When the tissue is detached, the ligament is released and expelled through the rectum, the resulting ulcer then heals and the scar forms where there used to be a dilated vein, thus the ligation makes hemorrhoids disappear or decrease in size.
The ligation technique should be repeated one to two months later until the hemorrhoids disappear or are very small. In our experience, patients do much better with just one session, and many choose not to repeat sessions because of the marked improvement.
Hemorrhoid ligation uses the same principle of esophageal varices ligation. We have been performing the aforementioned since 2003, as soon as we started in the world of gastroenterology.
Around 2007 we started with hemorrhoid ligation with very good results always. Being an adaptation of a technique that we have always mastered, it was easy to do from the beginning. On the fly, we have perfected the technique in the least painful sea position after the procedure.

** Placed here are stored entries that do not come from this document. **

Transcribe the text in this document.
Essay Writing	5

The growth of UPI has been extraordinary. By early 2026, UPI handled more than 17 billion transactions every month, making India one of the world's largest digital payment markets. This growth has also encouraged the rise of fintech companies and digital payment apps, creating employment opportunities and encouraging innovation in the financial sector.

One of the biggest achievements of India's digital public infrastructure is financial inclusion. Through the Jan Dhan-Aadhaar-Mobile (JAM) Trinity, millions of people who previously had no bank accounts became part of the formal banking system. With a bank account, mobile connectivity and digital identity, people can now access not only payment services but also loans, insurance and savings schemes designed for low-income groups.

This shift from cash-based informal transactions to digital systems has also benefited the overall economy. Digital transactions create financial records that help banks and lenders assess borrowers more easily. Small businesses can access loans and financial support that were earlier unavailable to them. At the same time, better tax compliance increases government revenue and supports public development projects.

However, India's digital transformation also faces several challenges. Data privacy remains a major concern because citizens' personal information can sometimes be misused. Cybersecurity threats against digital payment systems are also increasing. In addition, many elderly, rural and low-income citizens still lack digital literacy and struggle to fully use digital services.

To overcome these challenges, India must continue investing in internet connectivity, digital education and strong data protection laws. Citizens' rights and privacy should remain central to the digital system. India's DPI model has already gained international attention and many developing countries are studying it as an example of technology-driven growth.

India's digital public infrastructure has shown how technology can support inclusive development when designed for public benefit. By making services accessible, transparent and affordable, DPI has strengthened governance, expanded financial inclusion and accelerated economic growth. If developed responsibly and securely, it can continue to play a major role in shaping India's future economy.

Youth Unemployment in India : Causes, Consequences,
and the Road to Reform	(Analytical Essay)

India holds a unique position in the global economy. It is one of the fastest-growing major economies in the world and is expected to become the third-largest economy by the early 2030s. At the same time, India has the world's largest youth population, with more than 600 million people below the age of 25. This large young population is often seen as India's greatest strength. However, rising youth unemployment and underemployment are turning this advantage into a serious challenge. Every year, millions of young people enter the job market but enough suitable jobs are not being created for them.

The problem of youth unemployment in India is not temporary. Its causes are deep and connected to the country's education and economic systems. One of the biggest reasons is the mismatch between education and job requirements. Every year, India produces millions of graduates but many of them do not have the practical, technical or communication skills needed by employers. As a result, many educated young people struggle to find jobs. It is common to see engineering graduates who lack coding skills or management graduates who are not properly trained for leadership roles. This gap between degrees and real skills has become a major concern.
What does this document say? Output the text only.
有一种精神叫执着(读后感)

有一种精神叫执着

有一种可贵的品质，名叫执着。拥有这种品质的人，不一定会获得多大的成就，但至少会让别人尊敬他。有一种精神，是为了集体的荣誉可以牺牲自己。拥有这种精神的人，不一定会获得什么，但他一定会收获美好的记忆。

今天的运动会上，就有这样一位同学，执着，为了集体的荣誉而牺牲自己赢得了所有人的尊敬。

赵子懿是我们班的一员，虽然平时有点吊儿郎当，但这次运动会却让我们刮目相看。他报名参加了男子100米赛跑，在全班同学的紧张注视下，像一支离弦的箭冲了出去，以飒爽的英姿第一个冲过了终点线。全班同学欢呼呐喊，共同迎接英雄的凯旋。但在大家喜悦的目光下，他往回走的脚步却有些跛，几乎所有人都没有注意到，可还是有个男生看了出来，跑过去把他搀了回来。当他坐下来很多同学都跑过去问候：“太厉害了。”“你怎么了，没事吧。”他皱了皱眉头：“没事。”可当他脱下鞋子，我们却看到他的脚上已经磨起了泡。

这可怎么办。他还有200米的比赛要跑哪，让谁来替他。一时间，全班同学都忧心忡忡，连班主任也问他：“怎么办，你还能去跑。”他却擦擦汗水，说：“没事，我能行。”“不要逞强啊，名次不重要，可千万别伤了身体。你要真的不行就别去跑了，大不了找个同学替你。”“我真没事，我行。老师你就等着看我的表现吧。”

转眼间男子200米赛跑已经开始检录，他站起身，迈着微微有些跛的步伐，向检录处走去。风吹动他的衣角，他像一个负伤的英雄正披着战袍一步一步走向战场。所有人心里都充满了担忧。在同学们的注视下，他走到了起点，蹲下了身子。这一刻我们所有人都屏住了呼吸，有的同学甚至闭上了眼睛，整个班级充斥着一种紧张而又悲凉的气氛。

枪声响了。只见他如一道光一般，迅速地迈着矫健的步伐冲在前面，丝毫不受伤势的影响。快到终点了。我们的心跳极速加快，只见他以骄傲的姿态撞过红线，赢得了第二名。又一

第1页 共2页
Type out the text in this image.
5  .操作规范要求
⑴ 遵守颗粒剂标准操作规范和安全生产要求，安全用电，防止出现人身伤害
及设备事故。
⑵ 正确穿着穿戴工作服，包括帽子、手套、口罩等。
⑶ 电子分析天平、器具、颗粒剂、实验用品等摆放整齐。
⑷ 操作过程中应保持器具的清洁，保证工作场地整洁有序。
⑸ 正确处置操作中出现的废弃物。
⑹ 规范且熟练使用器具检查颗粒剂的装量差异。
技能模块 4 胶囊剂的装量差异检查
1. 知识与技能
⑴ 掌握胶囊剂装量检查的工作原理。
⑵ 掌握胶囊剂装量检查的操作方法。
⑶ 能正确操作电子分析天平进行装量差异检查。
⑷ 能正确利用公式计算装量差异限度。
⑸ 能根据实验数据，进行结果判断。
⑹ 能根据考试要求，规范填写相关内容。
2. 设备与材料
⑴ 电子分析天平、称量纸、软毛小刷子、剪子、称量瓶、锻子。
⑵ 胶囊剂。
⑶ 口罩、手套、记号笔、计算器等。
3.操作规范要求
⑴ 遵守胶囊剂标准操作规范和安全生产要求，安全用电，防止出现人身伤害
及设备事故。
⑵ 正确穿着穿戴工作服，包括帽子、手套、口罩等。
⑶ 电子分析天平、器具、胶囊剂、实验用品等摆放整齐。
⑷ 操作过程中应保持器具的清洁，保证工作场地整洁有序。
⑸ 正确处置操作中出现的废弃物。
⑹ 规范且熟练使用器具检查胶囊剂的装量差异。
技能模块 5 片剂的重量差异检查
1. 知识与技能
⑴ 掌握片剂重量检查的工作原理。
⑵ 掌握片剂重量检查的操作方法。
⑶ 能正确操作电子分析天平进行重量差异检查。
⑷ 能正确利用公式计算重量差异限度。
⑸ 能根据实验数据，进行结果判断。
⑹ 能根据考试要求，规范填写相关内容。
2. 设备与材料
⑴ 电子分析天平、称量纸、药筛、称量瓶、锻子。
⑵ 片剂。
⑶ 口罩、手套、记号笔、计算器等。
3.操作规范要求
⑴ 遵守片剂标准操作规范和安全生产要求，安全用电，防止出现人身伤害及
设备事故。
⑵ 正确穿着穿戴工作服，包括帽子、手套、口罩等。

It is usual for the patient to have perianal pain for 1-3 days and it is managed with pain relievers without a problem. On the day of the procedure and the next day, the patient feels a constant urge to defecate and urinate. It is recommended to drink plenty of fluids during that day. There may be rectal bleeding, but it is not usually dangerous or massive.
We have never had a major complication, only some patients with more intense pain on some occasions (which could have been managed with adequate medications). Nor have we had patients who bleed (except for the normal stretch marks immediately after the procedure). However, complications such as acute urinary retention or perianal infections that have been severe have been described. All of those complications are very rare and unlikely. In general, it is quite safe and quick to recover.
If the patient feels that he is a candidate for ligation, or that his hemorrhoids are very problematic, it is better to see us in consultation beforehand.
I recommend this for several reasons. The first is to examine the patient to see that there is indeed hemorrhoidal bleeding and not another pathology such as a rectal fissure or a fistula.
Second, it is convenient to give a therapeutic test with medical treatment (pills and/or creams) before proceeding to an invaded treatment such as ligation.
Third, it is important to discuss the procedure, its advantages and disadvantages with the patient slowly and calmly so that there are no later doubts.
Occasionally, someone who comes to the colonoscopy directly requests the ligation and it can be done at once since the patient is prepared in his rectum for it to be performed. But it is better to have more calm to make the decision to proceed and not to make those decisions suddenly.